In der Arunda Nr. 100/2020 „Brache“, herausgegeben von Christian Stecher und Ulrich Wielander, wird dieses Thema behandelt: „Die Stadt frisst sich in die Landschaft. Brachland wird besetzt und bebaut, unkontrolliert, wild. Planung und Infrastruktur hinken immer und überall hinterher. Neben der Anarchie am Bau herrscht auch eine Anarchie der Farbe. Dem farbigen Zufall sind keine Grenzen gesetzt. Jeder, der es sich leisten kann, streicht sein Haus in der Farbe, die besonders gefällt“. Diese Situation hat Christan Stecher beeindruckt und war „farbtechnisch“ für ihn eine Bereicherung. Sie hat seinen Umgang mit Farbe beeinflusst.
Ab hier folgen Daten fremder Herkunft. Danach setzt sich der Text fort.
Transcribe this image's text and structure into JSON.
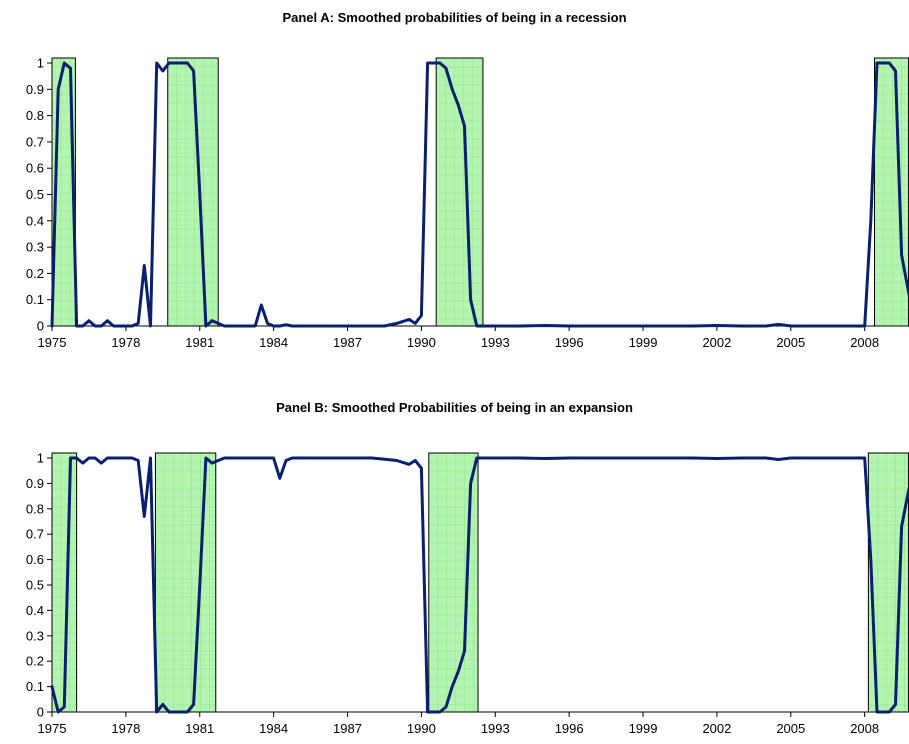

Christian arbeitet schnell und impulsiv. Sein unverkennbarer Malstil ist schwer einzuordnen. Er arbeitet gerne themenbezogen, bearbeitet Texte zur griechischen Mythologie, Texte von Trakl, Kafka und Felix Mitterer. Die Malerei ist dann einmal mehr figurativ, einmal mehr abstrakt.
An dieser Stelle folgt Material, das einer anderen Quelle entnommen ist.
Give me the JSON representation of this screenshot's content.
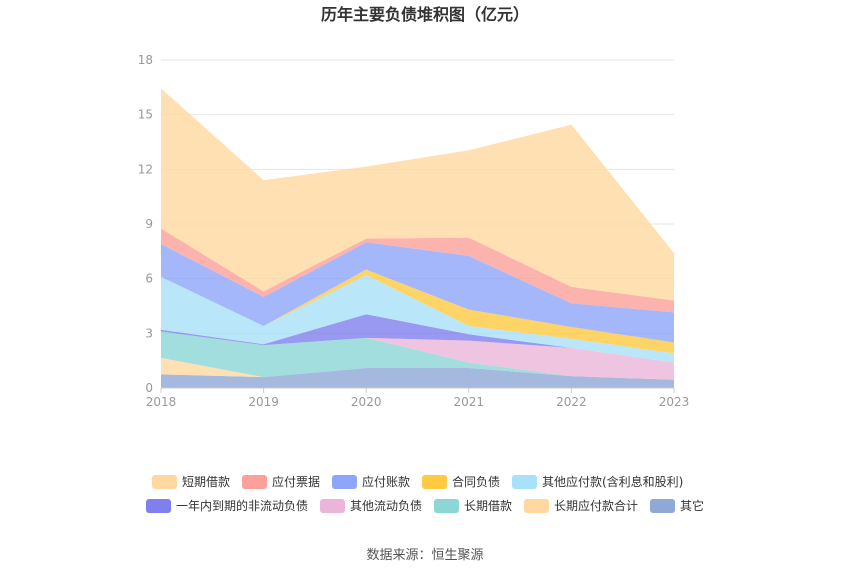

Bevorzugte Technik ist die Eitempera: Eiweiss mit Mohnöl als Emulsion mit Wasser als Bindemittel werden mit den verschiedenen Pigmenten vermischt. Damit sind alle malerischen Möglichkeiten von lasierend bis deckend gegeben. Der Auftrag erfolgt in Schichten. Die Farbgebung wird damit komplex und reichhaltig.
Für seine Bilder erstellt Christian Stecher zuerst meistens einen Farbplan.
„Der Umgang mit Farbe ist dem Klavierspiel ähnlich. Eine Klaviersonate spielt sich innerhalb der 88 Tasten ab. In der Malerei gibt es eine begrenzte Auswahl von Pigmenten und in diesem Rahmen spielt sich die ganze Malerei ab“.
Die Wirkung der Farbe auf den Menschen hängt von vielen Faktoren ab und ist ein weites Feld. Gleiche Farben können auf Personen ganz verschieden wirken. Rot kann einmal als belebend, einmal auch als aggressiv wahrgenommen werden, Blau einmal als sehr kalte Farbe, einmal als die reine Farbe des Geistes.
„Warum leben wir hier vorwiegend in weissen Räumen?“ fragt sich Christian. „In Mexiko hat man keine Scheu, Räume sehr farbintensiv zu streichen. Der berühmte Architekt Luis Barragan liess Innenräume knallrosa als Kontrast zu einem schwarzen Lavaboden ausmalen“.
Vorstufen zu Stechers grossformatigen Bildern sind seine Skizzenbücher. Sie sind der persönlichste Teil seiner Arbeit. Die Skizzentagebücher sind tägliche Aufzeichnungen mit kurzen Texten, Collagen, Aquarellen, Zeitungsausschnitten usw. Sie sind Ideenträger und immer findet er darin Anregungen für seine Arbeit.
„Zeichnung und Malerei bleiben unter den vielen zeitgenössischen Ausdrucksformen der Kunst wohl die unmittelbarste und wenig abhängig von technischen Hilfsmitteln....und jedes neue Bild nicht nur farblich ein neues Abenteuer“.